THESIS - Energy-Efficient eDRAM Compute-in-Memory Architecture using Multiplication-Free Bitwise Operators for DNN Acceleration
- Pioneered an ultra-compact eDRAM-based Compute-in-Memory (CiM) Framework: Developed a novel CiM macro utilizing single-transistor eDRAM cells with an additional two transistors for control, resulting in high-density and low-leakage power storage and processing capabilities superior to traditional SRAM cells.
- Implemented a Multiplication-Free CiM Operator: Eliminated the need for Digital-to-Analog Converters (DACs) for multi-bit precision operations at the bitline level and relaxed the precision demands on the Analog-to-Digital Converters (ADCs), significantly reducing circuit complexity and power overhead.

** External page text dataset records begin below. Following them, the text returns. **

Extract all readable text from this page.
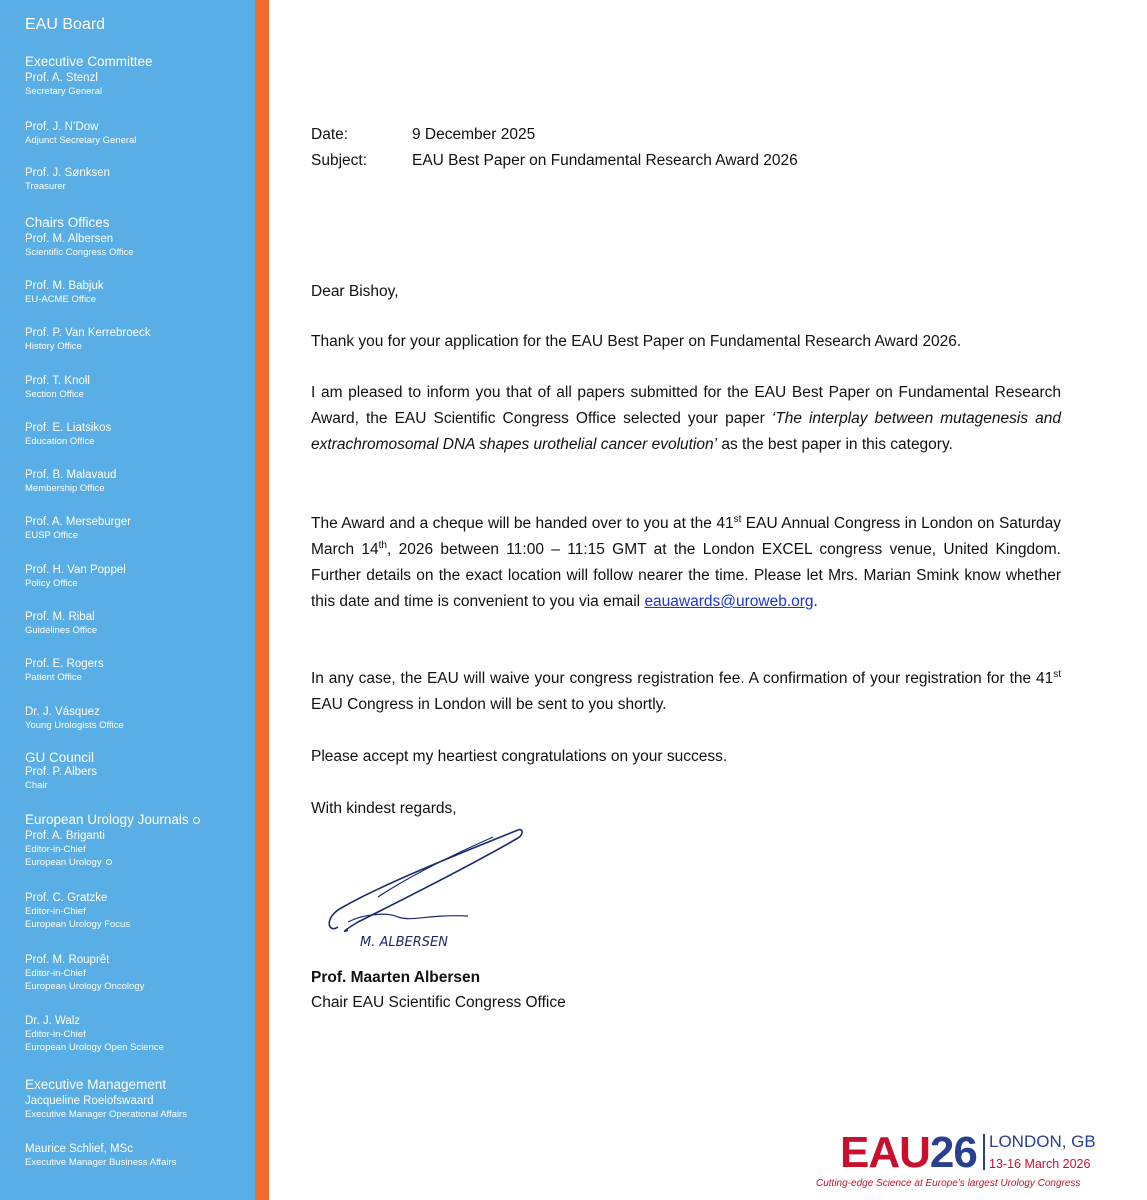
EAU Board
Executive Committee
Prof. A. Stenzl
Secretary General
Prof. J. N’Dow
Adjunct Secretary General
Prof. J. Sønksen
Treasurer
Chairs Offices
Prof. M. Albersen
Scientific Congress Office
Prof. M. Babjuk
EU-ACME Office
Prof. P. Van Kerrebroeck
History Office
Prof. T. Knoll
Section Office
Prof. E. Liatsikos
Education Office
Prof. B. Malavaud
Membership Office
Prof. A. Merseburger
EUSP Office
Prof. H. Van Poppel
Policy Office
Prof. M. Ribal
Guidelines Office
Prof. E. Rogers
Patient Office
Dr. J. Vásquez
Young Urologists Office
GU Council
Prof. P. Albers
Chair
European Urology Journals
Prof. A. Briganti
Editor-in-Chief
European Urology
Prof. C. Gratzke
Editor-in-Chief
European Urology Focus
Prof. M. Rouprêt
Editor-in-Chief
European Urology Oncology
Dr. J. Walz
Editor-in-Chief
European Urology Open Science
Executive Management
Jacqueline Roelofswaard
Executive Manager Operational Affairs
Maurice Schlief, MSc
Executive Manager Business Affairs
Date:	9 December 2025
Subject:	EAU Best Paper on Fundamental Research Award 2026
Dear Bishoy,
Thank you for your application for the EAU Best Paper on Fundamental Research Award 2026.
I am pleased to inform you that of all papers submitted for the EAU Best Paper on Fundamental Research Award, the EAU Scientific Congress Office selected your paper ‘The interplay between mutagenesis and extrachromosomal DNA shapes urothelial cancer evolution’ as the best paper in this category.
The Award and a cheque will be handed over to you at the 41st EAU Annual Congress in London on Saturday March 14th, 2026 between 11:00 – 11:15 GMT at the London EXCEL congress venue, United Kingdom. Further details on the exact location will follow nearer the time. Please let Mrs. Marian Smink know whether this date and time is convenient to you via email eauawards@uroweb.org.
In any case, the EAU will waive your congress registration fee. A confirmation of your registration for the 41st EAU Congress in London will be sent to you shortly.
Please accept my heartiest congratulations on your success.
With kindest regards,
M. ALBERSEN
Prof. Maarten Albersen
Chair EAU Scientific Congress Office
EAU26 LONDON, GB
13-16 March 2026
Cutting-edge Science at Europe’s largest Urology Congress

- Architected a Structured Macro Design: Structured the framework into μ-arrays and μ-channels, where each μ-array stores one weight channel. Neural Network weights are stored across columns, and weight bitplanes are arranged across rows for efficient bitwise operations.
- Enabled Bitwise Multiplication within the Cell: Integrated two control transistors into the eDRAM bitcell, allowing the cell to perform bitwise multiplication by conditionally charging or discharging based on the stored weight bit and the inverted input fed through control signals.
- Optimized Analog-to-Digital Conversion: Employed 4-bit Flash ADCs and Transmission Gate MUXes for bitline summation and analog-to-digital conversion, followed by a digital shift-and-add operation to produce the final output. The Flash ADC was identified as the major power consumer, accounting for ∼64% of total power.
- Validated Robustness and Linearity: Demonstrated high Linearity Accuracy between inputs and the SL line. The design was subjected to up to 35mV of process variability, with two-sigma values well within bounds and the variability statistics following a Gaussian trend, confirming the architecture's stability and reliability.
Dynamic Thread Clustering DRAM Scheduler for Optimized Latency and Throughput in Multi-Core Systems
- Designed and implemented a Multi-Metric Thread Clustering Scheduler that dynamically categorizes concurrent threads into Bandwidth and Latency clusters based on Misses Per Kilo Instruction (MPKI). This method strategically balances DRAM throughput and thread-level fairness.
- Developed an innovative composite "Niceness Metric" (Bank Level Parallelism - Row Buffer Locality) to manage thread priorities within the Bandwidth Cluster, employing a dynamic 800-cycle shuffling to ensure fair resource allocation among memory-intensive applications.
- Engineered a Hybrid Scheduling Core that extends the First-Ready, First-Come, First-Served (FR-FCFS) baseline with both a robust High/Low Water Mark Write-Drain policy to prevent queue overflow and a load-aware Batching Policy to manage core request injection.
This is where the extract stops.